Acknowledging that the DMLA statutes themselves may not violate the non-delegation doctrine, plaintiffs nevertheless insist that the Secretary's DMLA regulations are unconstitutional because "there is no intelligible principle anywhere in the DMLA that assists the Secretary in determining whether to impose limits [on how much assistance each dairy producer may receive], let alone what those limits should be." Pls.' Opp'n at 26. Plaintiffs argue that the Secretary's decision to distribute the funds in a "non-uniform manner" amounts to the creation of new policy without the required congressional authorization. In essence, plaintiffs' non-delegation doctrine argument can be summarized as follows: either the statute contemplates providing the Secretary wide discretion in allocating the funding in any manner she wishes — in which case the statute lacks an "intelligible principle" to guide the agency in promulgating regulations and violates the non-delegation doctrine — or the statute does not contemplate providing the Secretary such wide discretion — in which case the Secretary's regulations constitute new policy and impermissibly intrude on Congress's legislative authority. Either way, plaintiffs argue, the Secretary's regulations are unconstitutional.
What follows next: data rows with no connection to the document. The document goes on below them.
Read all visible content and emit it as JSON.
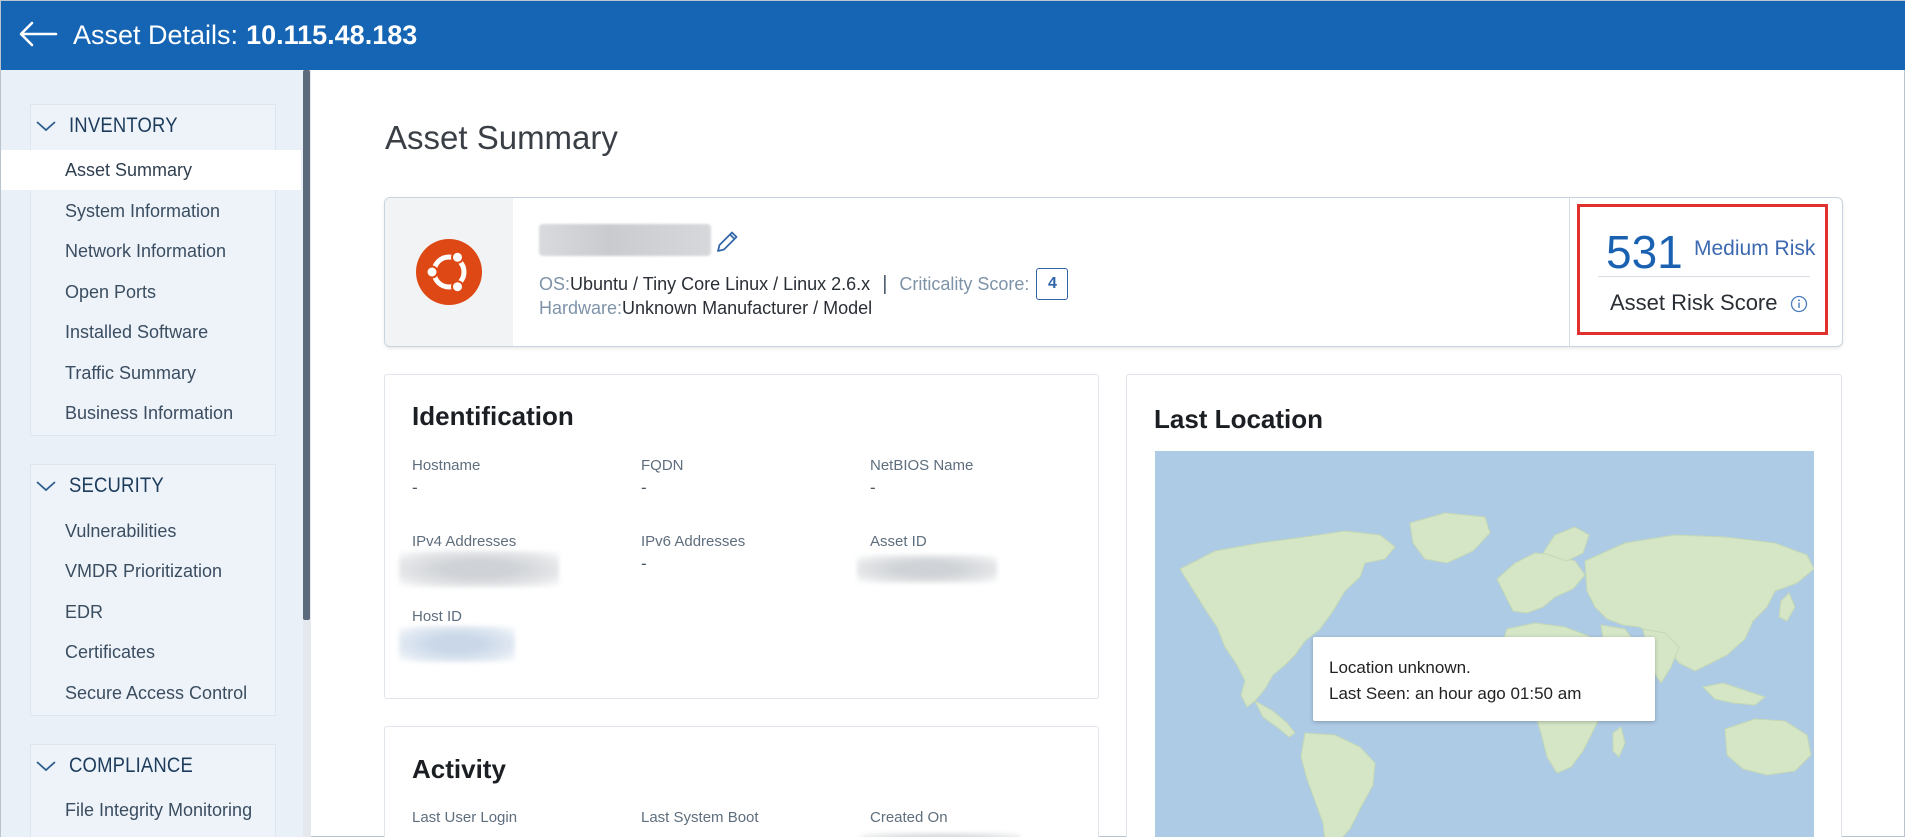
{
  "header": {
    "title_label": "Asset Details:",
    "title_value": "10.115.48.183"
  },
  "sidebar": {
    "groups": [
      {
        "label": "INVENTORY",
        "items": [
          "Asset Summary",
          "System Information",
          "Network Information",
          "Open Ports",
          "Installed Software",
          "Traffic Summary",
          "Business Information"
        ]
      },
      {
        "label": "SECURITY",
        "items": [
          "Vulnerabilities",
          "VMDR Prioritization",
          "EDR",
          "Certificates",
          "Secure Access Control"
        ]
      },
      {
        "label": "COMPLIANCE",
        "items": [
          "File Integrity Monitoring"
        ]
      }
    ],
    "active_item": "Asset Summary"
  },
  "main": {
    "page_title": "Asset Summary",
    "summary": {
      "os_label": "OS:",
      "os_value": "Ubuntu / Tiny Core Linux / Linux 2.6.x",
      "criticality_label": "Criticality Score:",
      "criticality_value": "4",
      "hardware_label": "Hardware:",
      "hardware_value": "Unknown Manufacturer / Model",
      "risk_score": "531",
      "risk_level": "Medium Risk",
      "risk_label": "Asset Risk Score",
      "os_icon": "ubuntu-logo-icon",
      "highlight_color": "#e0312f"
    },
    "identification": {
      "title": "Identification",
      "fields": {
        "hostname": {
          "label": "Hostname",
          "value": "-"
        },
        "fqdn": {
          "label": "FQDN",
          "value": "-"
        },
        "netbios": {
          "label": "NetBIOS Name",
          "value": "-"
        },
        "ipv4": {
          "label": "IPv4 Addresses"
        },
        "ipv6": {
          "label": "IPv6 Addresses",
          "value": "-"
        },
        "asset_id": {
          "label": "Asset ID"
        },
        "host_id": {
          "label": "Host ID"
        }
      }
    },
    "activity": {
      "title": "Activity",
      "fields": {
        "last_user_login": {
          "label": "Last User Login"
        },
        "last_system_boot": {
          "label": "Last System Boot"
        },
        "created_on": {
          "label": "Created On"
        }
      }
    },
    "last_location": {
      "title": "Last Location",
      "tooltip_line1": "Location unknown.",
      "tooltip_line2": "Last Seen: an hour ago 01:50 am"
    }
  },
  "colors": {
    "header_bg": "#1565b4",
    "sidebar_bg": "#e9f0f7",
    "map_water": "#aecbe6",
    "map_land": "#d5e6c6"
  }
}
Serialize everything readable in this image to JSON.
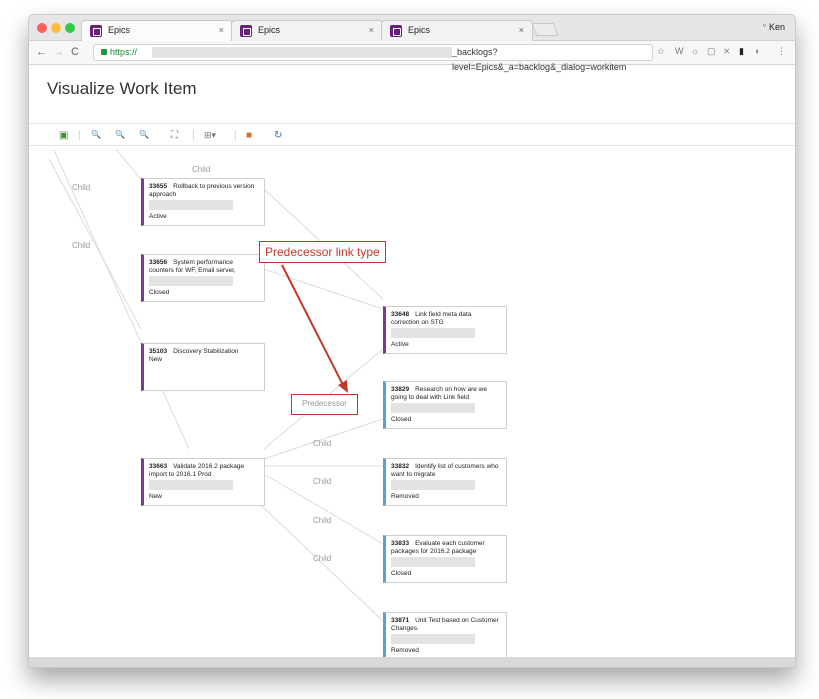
{
  "browser": {
    "tabs": [
      {
        "title": "Epics",
        "close": "×"
      },
      {
        "title": "Epics",
        "close": "×"
      },
      {
        "title": "Epics",
        "close": "×"
      }
    ],
    "profile_name": "Ken",
    "url_scheme": "https://",
    "url_path": "_backlogs?level=Epics&_a=backlog&_dialog=workitem",
    "nav": {
      "back": "←",
      "forward": "→",
      "reload": "C"
    },
    "ext_icons": [
      "☆",
      "W",
      "☼",
      "▢",
      "⨯",
      "▮",
      "◐",
      "⋮"
    ]
  },
  "page": {
    "title": "Visualize Work Item"
  },
  "toolbar": {
    "icons": [
      "▣",
      "|",
      "🔍",
      "🔍",
      "🔍",
      "⛶",
      "|",
      "⊞▾",
      "|",
      "■",
      "↻"
    ]
  },
  "graph": {
    "cards": [
      {
        "id": "33655",
        "title": "Rollback to previous version approach",
        "state": "Active",
        "kind": "feature"
      },
      {
        "id": "33656",
        "title": "System performance counters for WF, Email server,",
        "state": "Closed",
        "kind": "feature"
      },
      {
        "id": "35103",
        "title": "Discovery Stabilization",
        "state": "New",
        "kind": "feature"
      },
      {
        "id": "33663",
        "title": "Validate 2016.2 package import to 2016.1 Prod",
        "state": "New",
        "kind": "feature"
      },
      {
        "id": "33648",
        "title": "Link field meta data correction on STG",
        "state": "Active",
        "kind": "feature"
      },
      {
        "id": "33829",
        "title": "Research on how are we going to deal with Link field",
        "state": "Closed",
        "kind": "task"
      },
      {
        "id": "33832",
        "title": "Identify list of customers who want to migrate",
        "state": "Removed",
        "kind": "task"
      },
      {
        "id": "33833",
        "title": "Evaluate each customer packages for 2016.2 package",
        "state": "Closed",
        "kind": "task"
      },
      {
        "id": "33871",
        "title": "Unit Test based on Customer Changes.",
        "state": "Removed",
        "kind": "task"
      }
    ],
    "edge_labels": [
      "Child",
      "Child",
      "Child",
      "Child",
      "Child",
      "Child",
      "Child"
    ],
    "predecessor_label": "Predecessor",
    "callout": "Predecessor link type"
  },
  "colors": {
    "feature_accent": "#773b93",
    "task_accent": "#5d9fd0",
    "annotation_red": "#c0392b"
  }
}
In advancing this argument, plaintiffs rely almost exclusively on a D.C. Circuit opinion that has since been overturned by the Supreme Court. See American Trucking Ass'ns, Inc. v. EPA, 175 F.3d 1027 (D.C.Cir. 1999), rev'd, Whitman v. American Trucking Ass'ns, Inc., 531 U.S. 457, 121 S.Ct. 903, 149 L.Ed.2d 1 (2001). In ATA, the D.C. Circuit struck down the EPA's National Ambient Air Quality Standards ("NAAQS") on non-delegation doctrine grounds, because the EPA had failed to articulate an "intelligible principle" in the Clean Air Act that guided the agency in its selection of factors used "in determining the degree of public health concern associated with different levels of ozone and [particulate matter]." Id at 1034. The Supreme Court, however, explicitly rejected the D.C. Circuit's requirement that "statutes provide a `determinate criterion' for saying `how much [of a regulated harm] is too much.'" Id at 913. The Supreme Court explained:

In Touby, for example, we did not require the statute to decree how "imminent" was too imminent, or how "necessary" was necessary enough, or even-most relevant here-how "hazardous" was too hazardous. Similarly, the statute at issue in Lichter authorized agencies to recoup "excess profits" paid under wartime Government contracts, yet we did not insist that Congress specify how much profit was too much. It is therefore not conclusive for delegation purposes that, as respondents argue, ozone and particulate matter are "nonthreshold" pollutants that inflict a continuum of adverse health effects at any airborne concentration greater than zero, and hence require the EPA to make judgments of degree. "[A] certain degree of discretion, and thus of lawmaking, inheres in most executive or judicial action."

Id. at 913-14 (citations omitted). Based on this reasoning, Congress did not have to specify, as plaintiffs argue, how the Secretary should distribute the DMLA funds among dairy farmers or even how "small" was too small when it encouraged the Secretary to adopt policies favoring small farms. Because plaintiffs' non-delegation doctrine argument was based primarily on the D.C. Circuit's decision in ATA, the Supreme Court's opinion in ATA almost entirely eviscerates plaintiffs' nondelegation doctrine argument.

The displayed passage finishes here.